E há que referir um outro agente “determinante” para a evolução dos incêndios este Verão: o tempo. “As variáveis climáticas são determinantes na propagação dos incêndios”, explica o investigador em alterações climáticas Pedro Soares. “Tornam a vegetação mais seca; as temperaturas elevadas ajudam e, principalmente, o vento intenso, sobretudo o de Leste, propaga o fogo”, esclarece.

O problema, considera, pelo seu lado, Domingos Patacho, da Quercus, “é que, se houver condições adversas aliadas à falta de prevenção, as consequências poderão ser catastróficas”. 
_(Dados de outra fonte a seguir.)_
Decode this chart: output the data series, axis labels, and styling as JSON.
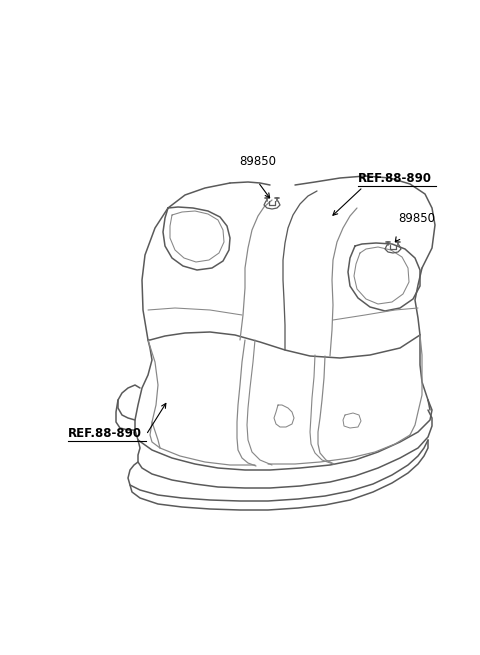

Um dos riscos acrescidos, diz por seu lado José Moura, é o facto de os dados de que dispõe a ANPC – que está em contacto permanente com o Instituto Português do Mar e da Atmosfera (IPMA) – indicar que algumas zonas do país “já estão em seca moderada e outras mesmo em seca extrema”. O que significa que a vegetação está seca, sendo por isso mais fácil de arder.

E a prevenção passa por muito mais do que fazer aceiros: A “arborização do país também faz parte da prevenção de incêndios. Se tivermos monoculturas, à partida será mais difícil combater os incêndios. A forma de combate depende muito do tipo de combustível (árvores) que encontrarmos”, lembra José Moura.

O que tem sido feito de prevenção?

Questionado pelo SOL, o ICNF não esclareceu o que foi feito ou quanto se investiu em prevenção.

Em entrevista ao SOL, a ministra da Agricultura, Assunção Cristas, garantiu, porém, que “a abertura de rede primária de defesa de floresta contra incêndios (os tais aceiros grandes) está toda planeada e tem vindo a ser feita , nomeadamente nas áreas públicas com recurso a um protocolo com o Exército”. Além desta medida, diz ainda a ministra, “faz-se a abertura de mosaicos de gestão de combustível, a rede secundária, ou seja, a a prevenção de uma faixa de protecção à volta das casas e à volta dos povoamentos. Estão no terreno durante o Inverno, quando isso é invisível”.

Apesar da prevenção – a que o comandante da ANPC chama de “vacina” – é necessário que os “antibióticos existam”, para o caso de aquela falhar, explica ainda José Moura. O responsável lembra que o risco associado aos incêndios florestais “não se consegue eliminar”: “Ele está sempre presente perante um inimigo que só ataca”.